Tomorrow Today also does free or by-donation printing for community organizers and activists. They also give out posters on local campaigns for free. Partnering with Jeong and her cause just made sense to Axelrod and Kixmiller.
“In 2020, there was so much energy around police abolition and prison reform,” Axelrod said. “Just because that energy has died down a bit, it doesn’t mean these issues aren’t still fully there.”
Jeong’s original plan included baking 12 flavors of cookies, but scaled back to six. There was the notorious mishap with the chocolate chip cookies, too. After grinding out a few batches of the flavor, she decided it was time to taste test.
A very honest review from Jeong’s sister took the chocolate chip recipe out of circulation and the cookies became part of a group of about 300 samples that were scrapped.

Photo by Haley Sawyer / The Review
Zoe Axelrod, Courtney Jeong and Geoff Kixmiller

Once a new chocolate chip recipe was secured — courtesy of Republique, a cafe on La Brea — Jeong began baking.

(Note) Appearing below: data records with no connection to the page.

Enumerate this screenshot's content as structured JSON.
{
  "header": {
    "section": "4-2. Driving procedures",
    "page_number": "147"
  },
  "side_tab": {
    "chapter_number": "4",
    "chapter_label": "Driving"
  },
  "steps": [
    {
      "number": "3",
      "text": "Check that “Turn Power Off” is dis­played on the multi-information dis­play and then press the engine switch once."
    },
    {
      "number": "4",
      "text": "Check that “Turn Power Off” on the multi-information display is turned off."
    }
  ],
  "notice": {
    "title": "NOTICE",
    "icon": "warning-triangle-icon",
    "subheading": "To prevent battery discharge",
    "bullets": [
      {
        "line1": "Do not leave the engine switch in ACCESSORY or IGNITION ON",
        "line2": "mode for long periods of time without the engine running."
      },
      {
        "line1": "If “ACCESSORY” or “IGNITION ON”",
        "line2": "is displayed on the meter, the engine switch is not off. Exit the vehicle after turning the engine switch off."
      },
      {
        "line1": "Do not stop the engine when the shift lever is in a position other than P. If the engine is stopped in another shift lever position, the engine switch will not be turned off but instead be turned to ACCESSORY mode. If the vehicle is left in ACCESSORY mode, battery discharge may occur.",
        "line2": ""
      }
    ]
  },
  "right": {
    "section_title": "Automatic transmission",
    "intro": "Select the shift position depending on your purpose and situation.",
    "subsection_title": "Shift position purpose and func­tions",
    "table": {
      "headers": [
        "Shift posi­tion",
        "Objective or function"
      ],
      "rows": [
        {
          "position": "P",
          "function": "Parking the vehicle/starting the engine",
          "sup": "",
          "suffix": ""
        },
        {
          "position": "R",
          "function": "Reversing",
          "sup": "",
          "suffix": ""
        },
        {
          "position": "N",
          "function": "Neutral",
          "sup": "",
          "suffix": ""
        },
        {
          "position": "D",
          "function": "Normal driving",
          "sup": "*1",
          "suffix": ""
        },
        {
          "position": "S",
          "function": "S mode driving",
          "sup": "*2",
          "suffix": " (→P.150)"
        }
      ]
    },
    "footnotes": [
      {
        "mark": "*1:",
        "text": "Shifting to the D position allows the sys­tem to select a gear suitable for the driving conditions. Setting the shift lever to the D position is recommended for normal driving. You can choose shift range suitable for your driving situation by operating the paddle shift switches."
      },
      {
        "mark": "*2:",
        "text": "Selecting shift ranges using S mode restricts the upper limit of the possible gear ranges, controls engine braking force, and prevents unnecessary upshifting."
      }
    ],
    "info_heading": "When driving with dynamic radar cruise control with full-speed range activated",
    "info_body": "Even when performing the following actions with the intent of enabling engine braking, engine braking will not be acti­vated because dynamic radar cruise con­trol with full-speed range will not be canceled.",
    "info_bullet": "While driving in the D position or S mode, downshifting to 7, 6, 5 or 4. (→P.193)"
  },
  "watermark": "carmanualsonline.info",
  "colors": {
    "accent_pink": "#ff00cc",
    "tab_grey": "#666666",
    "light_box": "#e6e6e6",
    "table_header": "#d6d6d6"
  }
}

In the days leading up to the sale, the ovens of Jeong, Axelrod, Kixmiller and Fleming were running nonstop.
“Basically, I was going home from work and then making these cookies,” Jeong said. “I divided three batches to Zoey, three batches to Frankie and they both came through for me, became full-force cookie factories.”
Jeong and Fleming headed to Tomorrow Today on a sunny Saturday morning with about 30 boxes of cookies and hundreds of individual cookies in tow.
Customers wandered through Chinatown’s Central Plaza, where Tomorrow Today is located, and meandered to Jeong’s table of cookies. By the end of the day, the sweets that sold for a few dollars added up, and she had more than $1,000 in her pocket for a cause she cares about.
“I think people think they need a lot of resources or planning to be able to do something,” Axelrod said, “but you can really start super small, and maybe $1,200 isn’t a lot to a lot of people, but it’s not nothing. You still spent your time doing something worthwhile.”
Jeong has plans to do a cookie sale again, although it might be sooner than the holiday season or could include pies. The possibilities all lie within Jeong’s entrepreneurial, chocolate-chipped mind.